Another year on: now 4 years from the Great Dimming!
An A&A preprint appears on ArXiv today (https://arxiv.org/abs/2312.02816) shows how different layers in the star’s photosphere appeared pourturbed during the event, returning to normal in 2022.
The Great Dimming of Betelgeuse: the photosphere as revealed by tomography during the past 15 years
Daniel Jadlovský, Thomas Granzer, Michael Weber, Kateryna Kravchenko, Jiří Krtička, K. Andrea Dupree, Andrea Chiavassa, G. Klaus Strassmeier, Katja Poppenhäger
Betelgeuse, a red supergiant star of semi-regular variability, underwent a historical minimum of brightness in February 2020, the Great Dimming.

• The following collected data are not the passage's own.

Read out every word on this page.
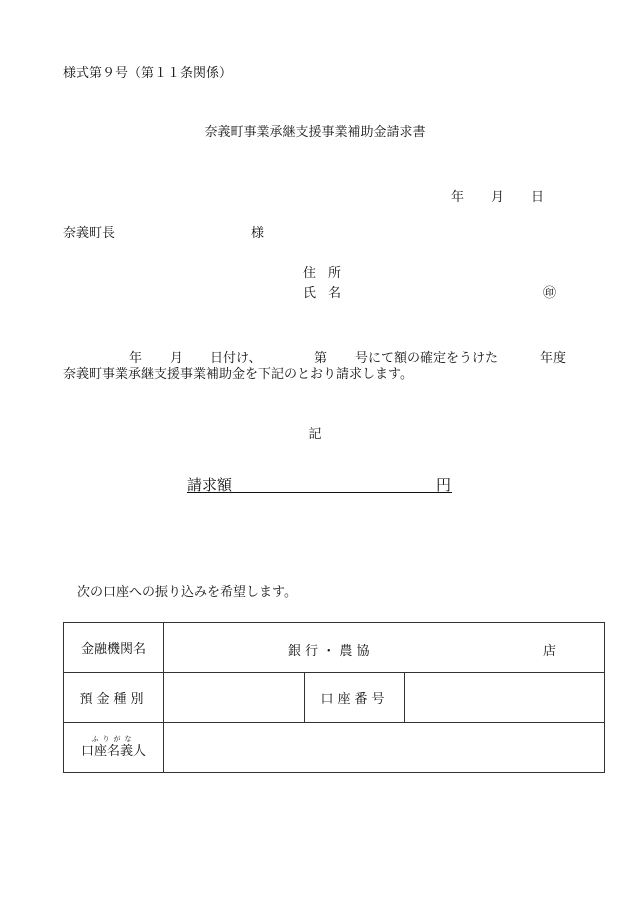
様式第９号（第１１条関係）
奈義町事業承継支援事業補助金請求書
年 月 日
奈義町長	様
住所
氏名	㊞
年 月 日付け、	第 号にて額の確定をうけた	年度
奈義町事業承継支援事業補助金を下記のとおり請求します。
記
請求額	円
次の口座への振り込みを希望します。
金融機関名	銀 行 ・ 農 協 店		

預金種別		口座番号	

ふりがな
口座名義人			
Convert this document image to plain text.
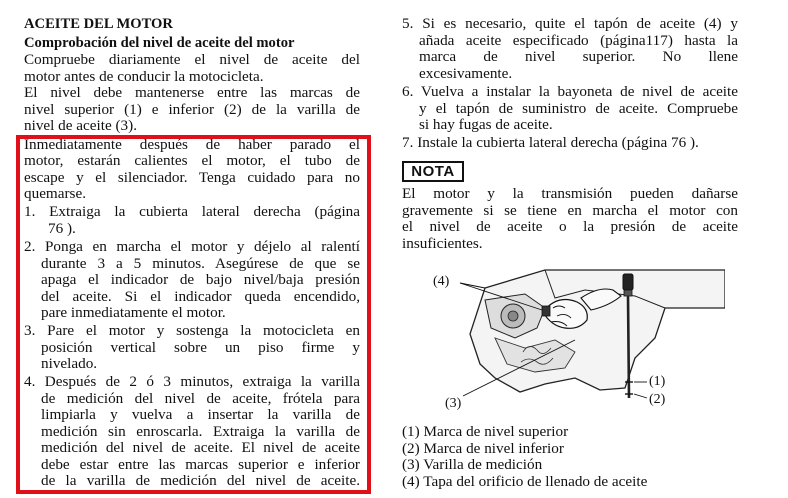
ACEITE DEL MOTOR
Comprobación del nivel de aceite del motor
Compruebe diariamente el nivel de aceite del
motor antes de conducir la motocicleta.
El nivel debe mantenerse entre las marcas de
nivel superior (1) e inferior (2) de la varilla de
nivel de aceite (3).
Inmediatamente después de haber parado el
motor, estarán calientes el motor, el tubo de
escape y el silenciador. Tenga cuidado para no
quemarse.
1. Extraiga la cubierta lateral derecha (página
76 ).
2. Ponga en marcha el motor y déjelo al ralentí
durante 3 a 5 minutos. Asegúrese de que se
apaga el indicador de bajo nivel/baja presión
del aceite. Si el indicador queda encendido,
pare inmediatamente el motor.
3. Pare el motor y sostenga la motocicleta en
posición vertical sobre un piso firme y
nivelado.
4. Después de 2 ó 3 minutos, extraiga la varilla
de medición del nivel de aceite, frótela para
limpiarla y vuelva a insertar la varilla de
medición sin enroscarla. Extraiga la varilla de
medición del nivel de aceite. El nivel de aceite
debe estar entre las marcas superior e inferior
de la varilla de medición del nivel de aceite.
5. Si es necesario, quite el tapón de aceite (4) y
añada aceite especificado (página117) hasta la
marca de nivel superior. No llene
excesivamente.
6. Vuelva a instalar la bayoneta de nivel de aceite
y el tapón de suministro de aceite. Compruebe
si hay fugas de aceite.
7. Instale la cubierta lateral derecha (página 76 ).
El motor y la transmisión pueden dañarse
gravemente si se tiene en marcha el motor con
el nivel de aceite o la presión de aceite
insuficientes.
(1) Marca de nivel superior
(2) Marca de nivel inferior
(3) Varilla de medición
(4) Tapa del orificio de llenado de aceite
NOTA
(4)
(3)
(1)
(2)
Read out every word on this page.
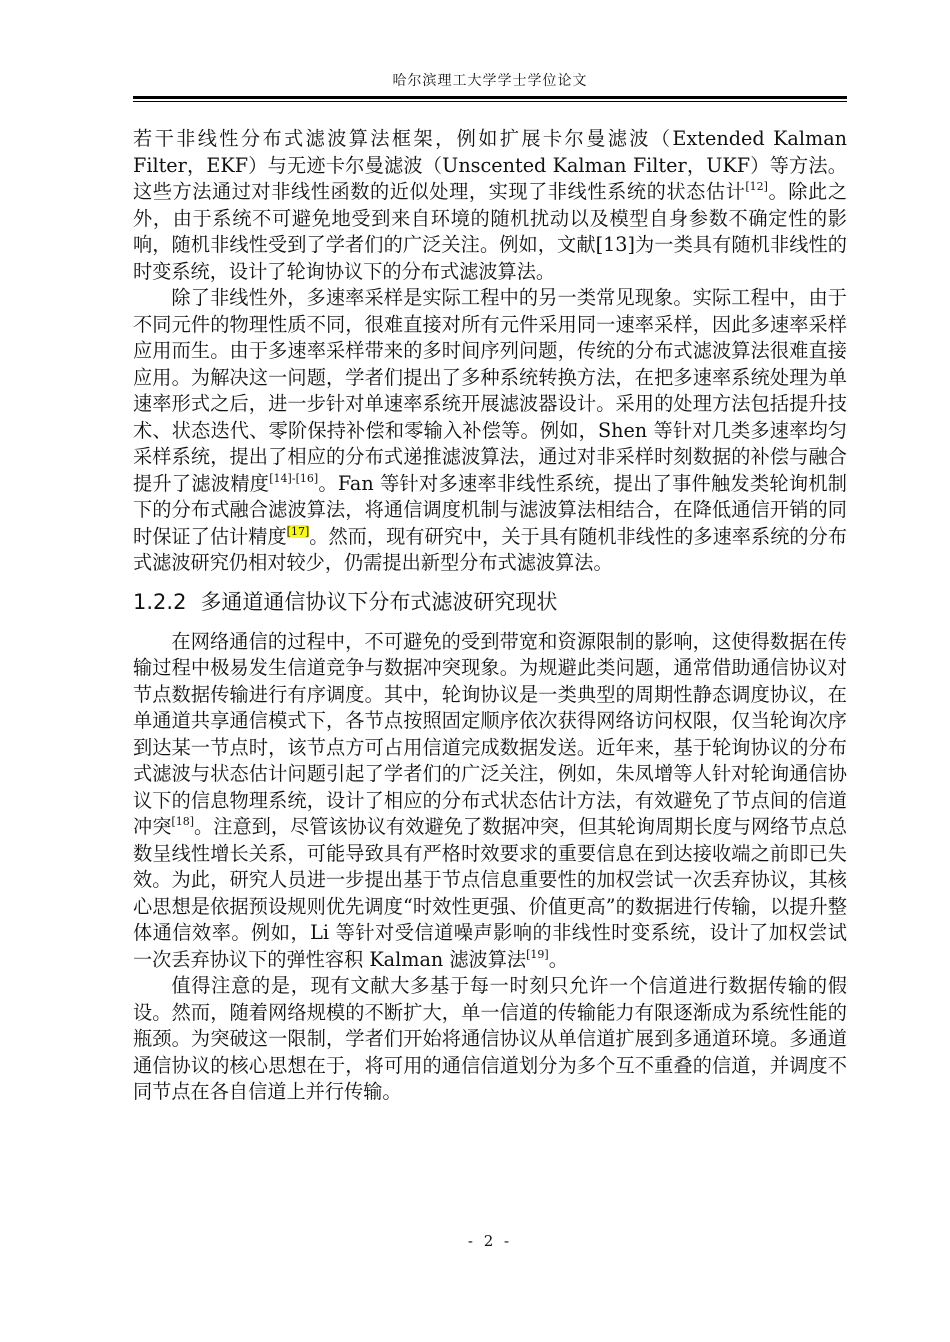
哈尔滨理工大学学士学位论文

若干非线性分布式滤波算法框架，例如扩展卡尔曼滤波（Extended Kalman Filter，EKF）与无迹卡尔曼滤波（Unscented Kalman Filter，UKF）等方法。这些方法通过对非线性函数的近似处理，实现了非线性系统的状态估计[12]。除此之外，由于系统不可避免地受到来自环境的随机扰动以及模型自身参数不确定性的影响，随机非线性受到了学者们的广泛关注。例如，文献[13]为一类具有随机非线性的时变系统，设计了轮询协议下的分布式滤波算法。

除了非线性外，多速率采样是实际工程中的另一类常见现象。实际工程中，由于不同元件的物理性质不同，很难直接对所有元件采用同一速率采样，因此多速率采样应用而生。由于多速率采样带来的多时间序列问题，传统的分布式滤波算法很难直接应用。为解决这一问题，学者们提出了多种系统转换方法，在把多速率系统处理为单速率形式之后，进一步针对单速率系统开展滤波器设计。采用的处理方法包括提升技术、状态迭代、零阶保持补偿和零输入补偿等。例如，Shen 等针对几类多速率均匀采样系统，提出了相应的分布式递推滤波算法，通过对非采样时刻数据的补偿与融合提升了滤波精度[14]-[16]。Fan 等针对多速率非线性系统，提出了事件触发类轮询机制下的分布式融合滤波算法，将通信调度机制与滤波算法相结合，在降低通信开销的同时保证了估计精度[17]。然而，现有研究中，关于具有随机非线性的多速率系统的分布式滤波研究仍相对较少，仍需提出新型分布式滤波算法。

1.2.2 多通道通信协议下分布式滤波研究现状

在网络通信的过程中，不可避免的受到带宽和资源限制的影响，这使得数据在传输过程中极易发生信道竞争与数据冲突现象。为规避此类问题，通常借助通信协议对节点数据传输进行有序调度。其中，轮询协议是一类典型的周期性静态调度协议，在单通道共享通信模式下，各节点按照固定顺序依次获得网络访问权限，仅当轮询次序到达某一节点时，该节点方可占用信道完成数据发送。近年来，基于轮询协议的分布式滤波与状态估计问题引起了学者们的广泛关注，例如，朱凤增等人针对轮询通信协议下的信息物理系统，设计了相应的分布式状态估计方法，有效避免了节点间的信道冲突[18]。注意到，尽管该协议有效避免了数据冲突，但其轮询周期长度与网络节点总数呈线性增长关系，可能导致具有严格时效要求的重要信息在到达接收端之前即已失效。为此，研究人员进一步提出基于节点信息重要性的加权尝试一次丢弃协议，其核心思想是依据预设规则优先调度“时效性更强、价值更高”的数据进行传输，以提升整体通信效率。例如，Li 等针对受信道噪声影响的非线性时变系统，设计了加权尝试一次丢弃协议下的弹性容积 Kalman 滤波算法[19]。

值得注意的是，现有文献大多基于每一时刻只允许一个信道进行数据传输的假设。然而，随着网络规模的不断扩大，单一信道的传输能力有限逐渐成为系统性能的瓶颈。为突破这一限制，学者们开始将通信协议从单信道扩展到多通道环境。多通道通信协议的核心思想在于，将可用的通信信道划分为多个互不重叠的信道，并调度不同节点在各自信道上并行传输。

- 2 -
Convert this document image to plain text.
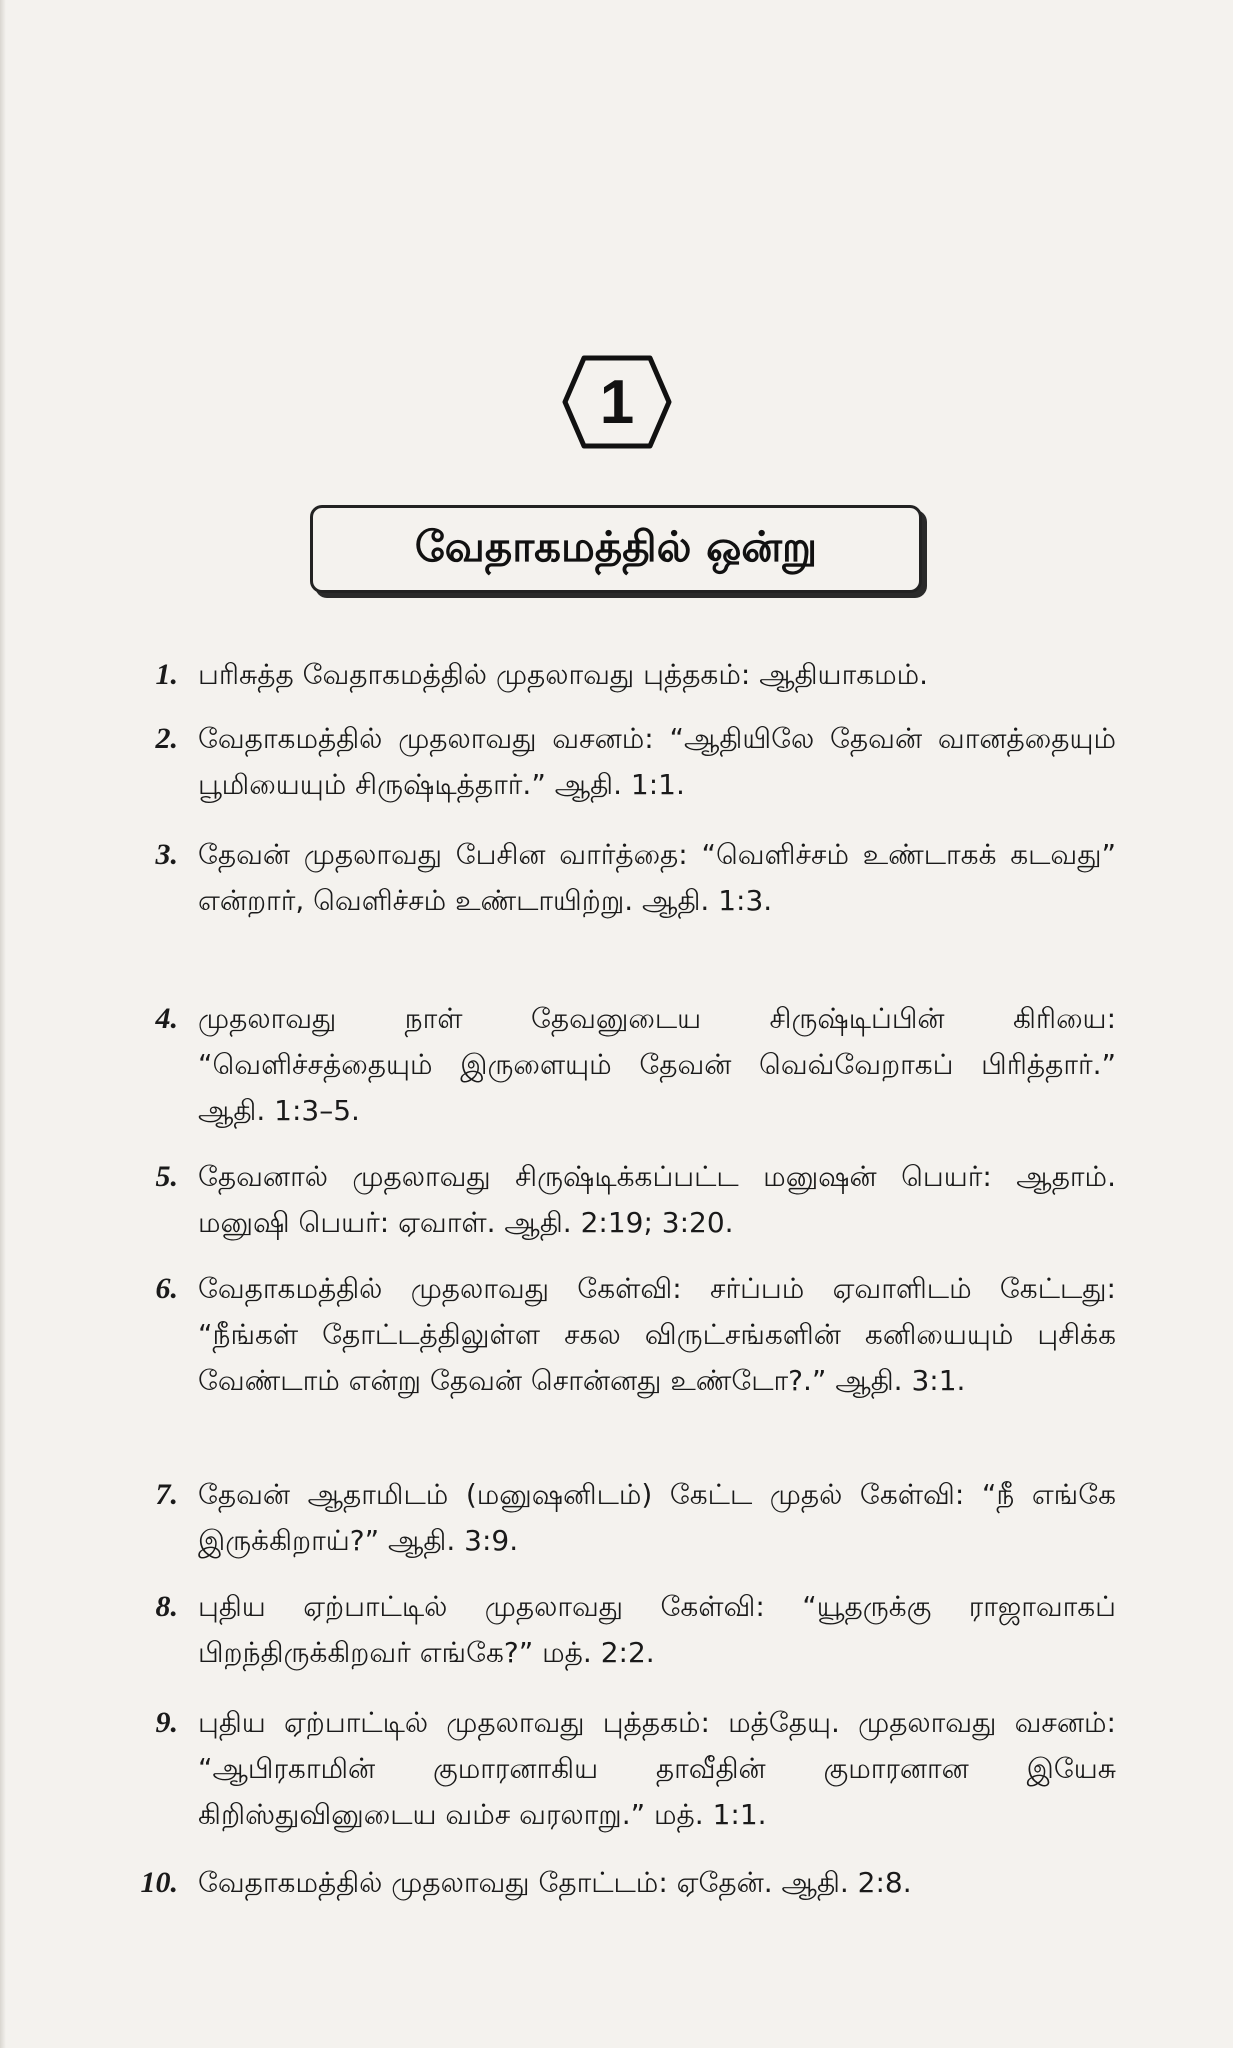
1
வேதாகமத்தில் ஒன்று
1. பரிசுத்த வேதாகமத்தில் முதலாவது புத்தகம்: ஆதியாகமம்.
2. வேதாகமத்தில் முதலாவது வசனம்: “ஆதியிலே தேவன் வானத்தையும் பூமியையும் சிருஷ்டித்தார்.” ஆதி. 1:1.
3. தேவன் முதலாவது பேசின வார்த்தை: “வெளிச்சம் உண்டாகக் கடவது” என்றார், வெளிச்சம் உண்டாயிற்று. ஆதி. 1:3.
4. முதலாவது நாள் தேவனுடைய சிருஷ்டிப்பின் கிரியை: “வெளிச்சத்தையும் இருளையும் தேவன் வெவ்வேறாகப் பிரித்தார்.” ஆதி. 1:3–5.
5. தேவனால் முதலாவது சிருஷ்டிக்கப்பட்ட மனுஷன் பெயர்: ஆதாம். மனுஷி பெயர்: ஏவாள். ஆதி. 2:19; 3:20.
6. வேதாகமத்தில் முதலாவது கேள்வி: சர்ப்பம் ஏவாளிடம் கேட்டது: “நீங்கள் தோட்டத்திலுள்ள சகல விருட்சங்களின் கனியையும் புசிக்க வேண்டாம் என்று தேவன் சொன்னது உண்டோ?.” ஆதி. 3:1.
7. தேவன் ஆதாமிடம் (மனுஷனிடம்) கேட்ட முதல் கேள்வி: “நீ எங்கே இருக்கிறாய்?” ஆதி. 3:9.
8. புதிய ஏற்பாட்டில் முதலாவது கேள்வி: “யூதருக்கு ராஜாவாகப் பிறந்திருக்கிறவர் எங்கே?” மத். 2:2.
9. புதிய ஏற்பாட்டில் முதலாவது புத்தகம்: மத்தேயு. முதலாவது வசனம்: “ஆபிரகாமின் குமாரனாகிய தாவீதின் குமாரனான இயேசு கிறிஸ்துவினுடைய வம்ச வரலாறு.” மத். 1:1.
10. வேதாகமத்தில் முதலாவது தோட்டம்: ஏதேன். ஆதி. 2:8.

Even though the brightness has returned to the values prior to the Great Dimming by now, it continues to exhibit highly unusual behavior. Understanding the long-term atmospheric motions of Betelgeuse and its variability could be a clue to the nature of the Great Dimming and the mass-loss process in red supergiants. Our goal is to study long-term dynamics of the photosphere. We applied the tomographic method, which allows different layers in the stellar atmosphere to be probed in order to reconstruct depth-dependent velocity fields. The method is based on the construction of spectral masks by grouping spectral lines from specific optical depths. These masks are cross-correlated with the observed spectra to recover the velocity field inside each atmospheric layer. We obtained about 2700 spectra during the past 15 years, observed with the STELLA robotic telescope in Tenerife. We analysed the variability of 5 different layers of Betelgeuses photosphere. We found phase shift between the layers, as well as between the variability of velocity and photometry. The time variations of the widths of the cross-correlation function reveal propagation of two shock waves during the Great Dimming. For about 2 years after the Dimming, the time scale of variability was different between the inner and outer photospheric layers. By 2022, all the layers seemingly started to follow a similar behavior as before the Dimming, but pulsating with higher frequency corresponding with the first overtone. Combination of the extensive high-resolution spectroscopic data set with the tomographic method revealed the variable velocity fields in the photosphere of Betelgeuse, for the first time in such detail.